We've raised Ann Coulter to new heights by trying to counter her. She doesn't care. Michael Moore is delegitimized by the Right by means of sarcasm and humor. Dean was destroyed by jokes about the scream. If Crossfire opened every show with "and look what that crazy bitch said today," followed by a shot of Paul and James laughing their asses off, Ann Coulter would be the leggiest assistant corporate attorney in Accounts Recieving right now.
The right-wing bloggers don't want to hear our rebuttals. The President doesn't want to hear the Democrats' counter-proposals. History will never look back on this time and discuss how changes were made through the art of rational bipartisan discussion. But I'm damn sure history has a chance to look back on this era... and laugh.

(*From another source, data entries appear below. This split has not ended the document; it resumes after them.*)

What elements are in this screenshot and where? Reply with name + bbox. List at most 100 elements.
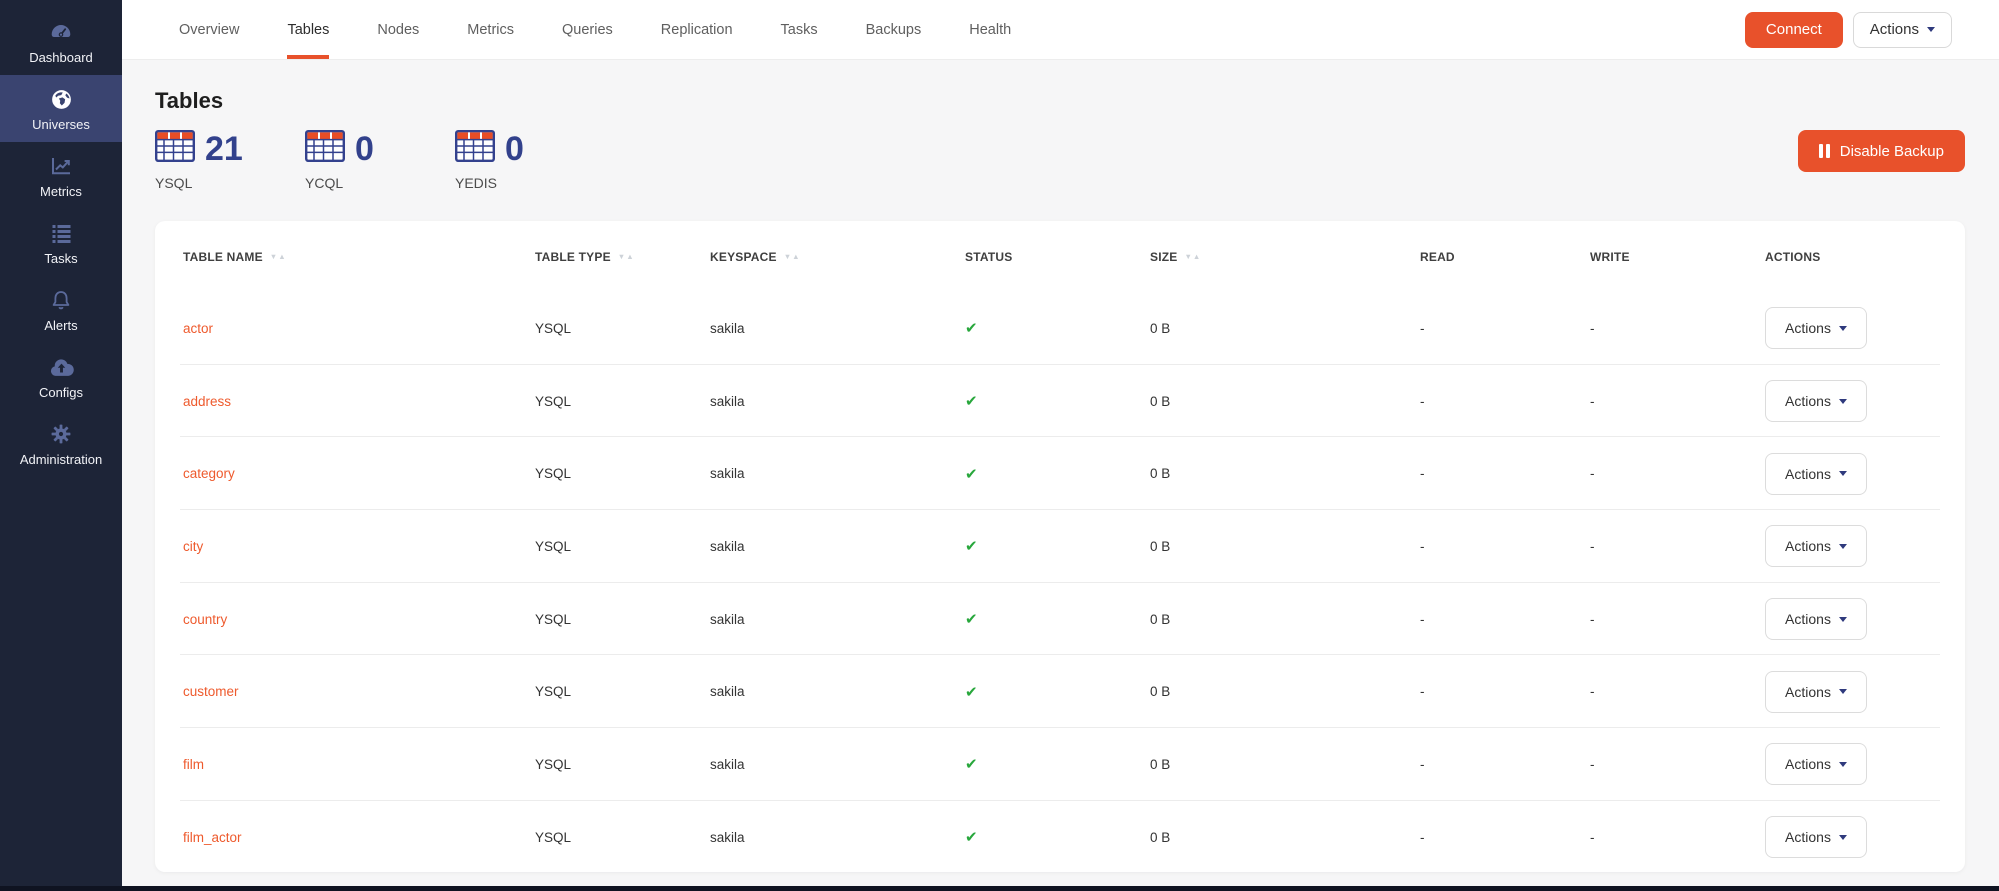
tab[interactable]: Metrics — [443, 0, 538, 59]
table-type-cell: YSQL — [535, 394, 710, 409]
size-cell: 0 B — [1150, 684, 1420, 699]
sidebar-item-dashboard[interactable]: Dashboard — [0, 8, 122, 75]
table-count-stat: 21 YSQL — [155, 130, 305, 191]
bottom-edge-bar — [0, 886, 1999, 891]
sidebar-item-metrics[interactable]: Metrics — [0, 142, 122, 209]
size-cell: 0 B — [1150, 830, 1420, 845]
tab[interactable]: Overview — [155, 0, 263, 59]
status-check-icon: ✔ — [965, 538, 978, 555]
sidebar-item-label: Tasks — [44, 251, 77, 266]
status-check-icon: ✔ — [965, 393, 978, 410]
chevron-down-icon — [1839, 544, 1847, 549]
tab[interactable]: Replication — [637, 0, 757, 59]
column-header[interactable]: READ ▼▲ — [1420, 250, 1590, 264]
table-type-cell: YSQL — [535, 612, 710, 627]
list-icon — [49, 219, 74, 247]
tables-page: Tables — [122, 60, 1999, 891]
chevron-down-icon — [1839, 762, 1847, 767]
write-cell: - — [1590, 539, 1765, 554]
tab[interactable]: Queries — [538, 0, 637, 59]
table-name-link[interactable]: country — [183, 612, 227, 627]
table-count-value: 0 — [355, 132, 374, 166]
row-actions-dropdown-button[interactable]: Actions — [1765, 743, 1867, 785]
table-row: country YSQL sakila ✔ 0 B - - Actions — [155, 583, 1965, 656]
chevron-down-icon — [1839, 617, 1847, 622]
table-count-stat: 0 YCQL — [305, 130, 455, 191]
sort-icon[interactable]: ▼▲ — [1184, 252, 1201, 261]
size-cell: 0 B — [1150, 466, 1420, 481]
actions-dropdown-button[interactable]: Actions — [1853, 12, 1952, 48]
read-cell: - — [1420, 394, 1590, 409]
table-name-link[interactable]: film_actor — [183, 830, 242, 845]
table-body: actor YSQL sakila ✔ 0 B - - Actions — [155, 292, 1965, 872]
keyspace-cell: sakila — [710, 830, 965, 845]
tab[interactable]: Health — [945, 0, 1035, 59]
table-row: actor YSQL sakila ✔ 0 B - - Actions — [155, 292, 1965, 365]
keyspace-cell: sakila — [710, 612, 965, 627]
table-type-cell: YSQL — [535, 757, 710, 772]
tab[interactable]: Backups — [842, 0, 946, 59]
table-count-value: 0 — [505, 132, 524, 166]
table-name-link[interactable]: address — [183, 394, 231, 409]
sidebar-item-label: Alerts — [44, 318, 77, 333]
table-count-stat: 0 YEDIS — [455, 130, 605, 191]
row-actions-dropdown-button[interactable]: Actions — [1765, 380, 1867, 422]
table-row: city YSQL sakila ✔ 0 B - - Actions — [155, 510, 1965, 583]
sidebar-item-label: Configs — [39, 385, 83, 400]
write-cell: - — [1590, 394, 1765, 409]
table-name-link[interactable]: actor — [183, 321, 213, 336]
disable-backup-button[interactable]: Disable Backup — [1798, 130, 1965, 172]
row-actions-dropdown-button[interactable]: Actions — [1765, 307, 1867, 349]
sidebar-item-universes[interactable]: Universes — [0, 75, 122, 142]
sort-icon[interactable]: ▼▲ — [784, 252, 801, 261]
write-cell: - — [1590, 684, 1765, 699]
table-name-link[interactable]: film — [183, 757, 204, 772]
size-cell: 0 B — [1150, 394, 1420, 409]
pause-icon — [1819, 144, 1830, 158]
row-actions-dropdown-button[interactable]: Actions — [1765, 816, 1867, 858]
sidebar-item-tasks[interactable]: Tasks — [0, 209, 122, 276]
tab[interactable]: Nodes — [353, 0, 443, 59]
sidebar-item-label: Dashboard — [29, 50, 93, 65]
connect-button[interactable]: Connect — [1745, 12, 1843, 48]
sidebar-item-alerts[interactable]: Alerts — [0, 276, 122, 343]
column-header[interactable]: TABLE NAME ▼▲ — [183, 250, 535, 264]
column-header[interactable]: ACTIONS ▼▲ — [1765, 250, 1937, 264]
sidebar: Dashboard Universes Metrics — [0, 0, 122, 891]
sidebar-item-label: Administration — [20, 452, 102, 467]
tables-list-card: TABLE NAME ▼▲ TABLE TYPE ▼▲ KEYSPACE ▼▲ … — [155, 221, 1965, 872]
sort-icon[interactable]: ▼▲ — [270, 252, 287, 261]
table-name-link[interactable]: customer — [183, 684, 239, 699]
status-check-icon: ✔ — [965, 466, 978, 483]
row-actions-dropdown-button[interactable]: Actions — [1765, 671, 1867, 713]
globe-icon — [49, 85, 74, 113]
sort-icon[interactable]: ▼▲ — [618, 252, 635, 261]
status-check-icon: ✔ — [965, 829, 978, 846]
table-grid-icon — [305, 130, 345, 167]
column-header[interactable]: KEYSPACE ▼▲ — [710, 250, 965, 264]
row-actions-dropdown-button[interactable]: Actions — [1765, 525, 1867, 567]
chevron-down-icon — [1839, 399, 1847, 404]
row-actions-dropdown-button[interactable]: Actions — [1765, 453, 1867, 495]
read-cell: - — [1420, 830, 1590, 845]
write-cell: - — [1590, 830, 1765, 845]
table-name-link[interactable]: city — [183, 539, 203, 554]
write-cell: - — [1590, 757, 1765, 772]
table-count-value: 21 — [205, 132, 243, 166]
table-count-label: YCQL — [305, 175, 455, 191]
column-header[interactable]: STATUS ▼▲ — [965, 250, 1150, 264]
chevron-down-icon — [1839, 689, 1847, 694]
tabs: Overview Tables Nodes Metrics Queries Re… — [155, 0, 1035, 59]
sidebar-item-configs[interactable]: Configs — [0, 343, 122, 410]
column-header[interactable]: SIZE ▼▲ — [1150, 250, 1420, 264]
column-header[interactable]: TABLE TYPE ▼▲ — [535, 250, 710, 264]
table-type-cell: YSQL — [535, 466, 710, 481]
chevron-down-icon — [1839, 471, 1847, 476]
row-actions-dropdown-button[interactable]: Actions — [1765, 598, 1867, 640]
column-header[interactable]: WRITE ▼▲ — [1590, 250, 1765, 264]
sidebar-item-administration[interactable]: Administration — [0, 410, 122, 477]
tab[interactable]: Tasks — [757, 0, 842, 59]
tab[interactable]: Tables — [263, 0, 353, 59]
table-row: address YSQL sakila ✔ 0 B - - Actions — [155, 365, 1965, 438]
table-name-link[interactable]: category — [183, 466, 235, 481]
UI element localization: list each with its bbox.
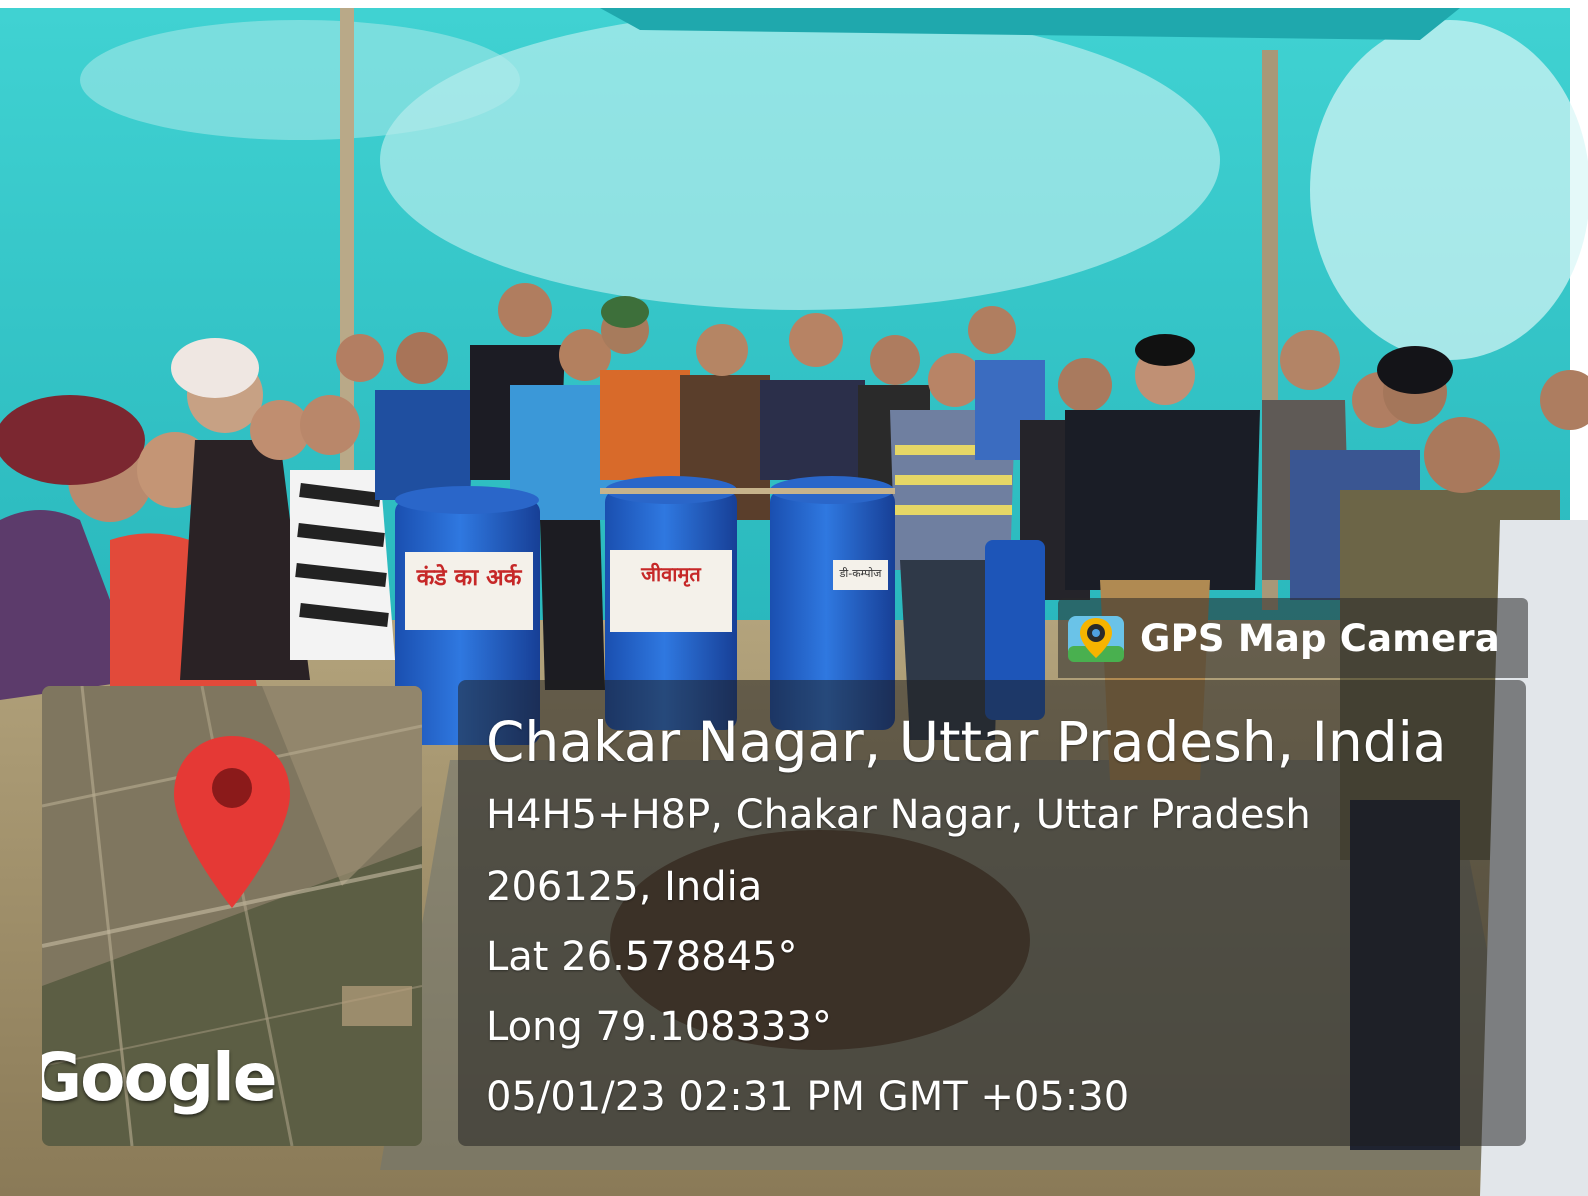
pincode-line: 206125, India — [486, 864, 763, 910]
drum-label-decompose: डी-कम्पोज — [839, 567, 882, 580]
gps-map-camera-badge: GPS Map Camera — [1058, 598, 1528, 678]
gps-map-camera-brand: GPS Map Camera — [1140, 616, 1500, 660]
location-title: Chakar Nagar, Uttar Pradesh, India — [486, 710, 1447, 774]
map-thumbnail[interactable]: Google — [42, 686, 422, 1146]
gps-map-camera-logo-icon — [1066, 608, 1126, 668]
latitude-line: Lat 26.578845° — [486, 934, 798, 980]
google-watermark: Google — [42, 1039, 277, 1116]
drum-label-jeevamrit: जीवामृत — [641, 562, 701, 586]
drum-label-kande-ka-ark: कंडे का अर्क — [416, 565, 522, 591]
address-line: H4H5+H8P, Chakar Nagar, Uttar Pradesh — [486, 792, 1311, 838]
datetime-line: 05/01/23 02:31 PM GMT +05:30 — [486, 1074, 1130, 1120]
location-info-panel: Chakar Nagar, Uttar Pradesh, India H4H5+… — [458, 680, 1526, 1146]
longitude-line: Long 79.108333° — [486, 1004, 832, 1050]
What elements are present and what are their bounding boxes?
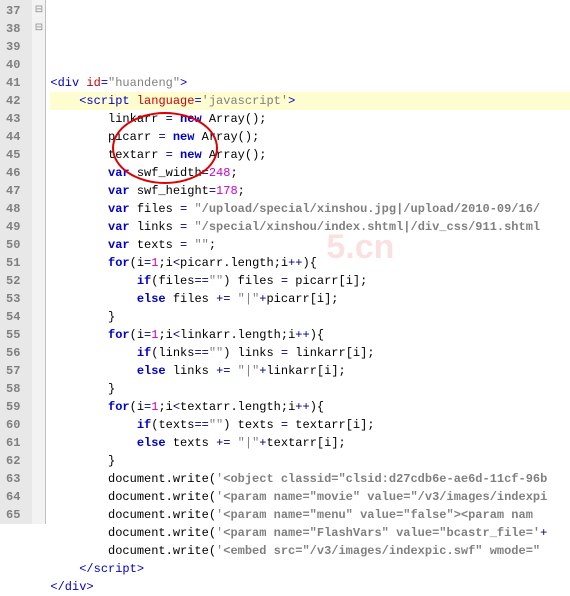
code-line[interactable]: picarr = new Array(); (50, 128, 570, 146)
fold-marker[interactable] (32, 488, 45, 506)
code-line[interactable]: document.write('<object classid="clsid:d… (50, 470, 570, 488)
code-line[interactable]: </div> (50, 578, 570, 596)
line-number: 42 (6, 92, 20, 110)
code-line[interactable]: else files += "|"+picarr[i]; (50, 290, 570, 308)
fold-marker[interactable] (32, 146, 45, 164)
fold-marker[interactable] (32, 416, 45, 434)
line-number-gutter: 3738394041424344454647484950515253545556… (0, 0, 32, 524)
code-line[interactable]: } (50, 452, 570, 470)
fold-marker[interactable] (32, 182, 45, 200)
fold-marker[interactable]: ⊟ (32, 2, 45, 20)
fold-marker[interactable] (32, 452, 45, 470)
fold-marker[interactable] (32, 380, 45, 398)
fold-gutter: ⊟⊟ (32, 0, 46, 524)
line-number: 64 (6, 488, 20, 506)
code-line[interactable]: for(i=1;i<linkarr.length;i++){ (50, 326, 570, 344)
line-number: 54 (6, 308, 20, 326)
code-line[interactable]: document.write('<param name="FlashVars" … (50, 524, 570, 542)
code-line[interactable]: document.write('<param name="menu" value… (50, 506, 570, 524)
fold-marker[interactable] (32, 506, 45, 524)
line-number: 41 (6, 74, 20, 92)
fold-marker[interactable] (32, 362, 45, 380)
code-line[interactable]: if(links=="") links = linkarr[i]; (50, 344, 570, 362)
code-line[interactable]: textarr = new Array(); (50, 146, 570, 164)
code-line[interactable]: <div id="huandeng"> (50, 74, 570, 92)
fold-marker[interactable] (32, 344, 45, 362)
fold-marker[interactable] (32, 254, 45, 272)
line-number: 58 (6, 380, 20, 398)
fold-marker[interactable] (32, 92, 45, 110)
code-line[interactable]: <script language='javascript'> (50, 92, 570, 110)
code-line[interactable]: else texts += "|"+textarr[i]; (50, 434, 570, 452)
code-line[interactable]: document.write('<embed src="/v3/images/i… (50, 542, 570, 560)
line-number: 56 (6, 344, 20, 362)
code-line[interactable]: var texts = ""; (50, 236, 570, 254)
fold-marker[interactable] (32, 110, 45, 128)
code-line[interactable]: var links = "/special/xinshou/index.shtm… (50, 218, 570, 236)
fold-marker[interactable] (32, 128, 45, 146)
line-number: 52 (6, 272, 20, 290)
line-number: 51 (6, 254, 20, 272)
line-number: 59 (6, 398, 20, 416)
line-number: 65 (6, 506, 20, 524)
fold-marker[interactable]: ⊟ (32, 20, 45, 38)
fold-marker[interactable] (32, 74, 45, 92)
fold-marker[interactable] (32, 398, 45, 416)
fold-marker[interactable] (32, 272, 45, 290)
fold-marker[interactable] (32, 290, 45, 308)
fold-marker[interactable] (32, 164, 45, 182)
code-line[interactable]: if(texts=="") texts = textarr[i]; (50, 416, 570, 434)
code-line[interactable]: </script> (50, 560, 570, 578)
line-number: 43 (6, 110, 20, 128)
line-number: 55 (6, 326, 20, 344)
code-line[interactable]: } (50, 380, 570, 398)
fold-marker[interactable] (32, 434, 45, 452)
line-number: 39 (6, 38, 20, 56)
code-line[interactable]: if(files=="") files = picarr[i]; (50, 272, 570, 290)
line-number: 37 (6, 2, 20, 20)
code-line[interactable]: var files = "/upload/special/xinshou.jpg… (50, 200, 570, 218)
fold-marker[interactable] (32, 236, 45, 254)
line-number: 45 (6, 146, 20, 164)
fold-marker[interactable] (32, 200, 45, 218)
line-number: 53 (6, 290, 20, 308)
line-number: 49 (6, 218, 20, 236)
code-line[interactable]: document.write('<param name="movie" valu… (50, 488, 570, 506)
fold-marker[interactable] (32, 38, 45, 56)
line-number: 48 (6, 200, 20, 218)
line-number: 63 (6, 470, 20, 488)
code-editor: 3738394041424344454647484950515253545556… (0, 0, 570, 524)
code-line[interactable]: var swf_height=178; (50, 182, 570, 200)
line-number: 40 (6, 56, 20, 74)
code-area: 5.cn <div id="huandeng"> <script languag… (46, 0, 570, 524)
line-number: 46 (6, 164, 20, 182)
line-number: 44 (6, 128, 20, 146)
fold-marker[interactable] (32, 326, 45, 344)
line-number: 60 (6, 416, 20, 434)
code-line[interactable]: var swf_width=248; (50, 164, 570, 182)
fold-marker[interactable] (32, 56, 45, 74)
code-line[interactable]: for(i=1;i<textarr.length;i++){ (50, 398, 570, 416)
code-line[interactable]: linkarr = new Array(); (50, 110, 570, 128)
fold-marker[interactable] (32, 308, 45, 326)
code-line[interactable]: } (50, 308, 570, 326)
fold-marker[interactable] (32, 470, 45, 488)
line-number: 50 (6, 236, 20, 254)
line-number: 61 (6, 434, 20, 452)
line-number: 47 (6, 182, 20, 200)
fold-marker[interactable] (32, 218, 45, 236)
line-number: 62 (6, 452, 20, 470)
line-number: 38 (6, 20, 20, 38)
line-number: 57 (6, 362, 20, 380)
code-line[interactable]: for(i=1;i<picarr.length;i++){ (50, 254, 570, 272)
code-line[interactable]: else links += "|"+linkarr[i]; (50, 362, 570, 380)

I definitely agree. It's something I've said before in one way or another, though I obviously forget it at times too. One thing they have, which we don't, is a media willing to perpetuate all their bullshit. Michael Moore didn't become a object of derision and hate for a large chunk of the population because morons like the Perfesser and Hugh Hewitt ragged on him -- Michael Moore became an object of derision because people like NBC's Lisa Myers ran a well-advertised "fact-checking Farenheit 9/11" segment which amazingly didn't check a single fact. Since our equivalent of "Al Gore invented the internets!!!!" for some reason doesn't hit the mainstream, we continue to hope that maybe our more reasonable stuff will be picked up by the few decent mainstream sensible journalists (mostly at the Post, despite its flaws).
But, nonetheless, we shouldn't forget the value of reminding people of the jokes that they really are.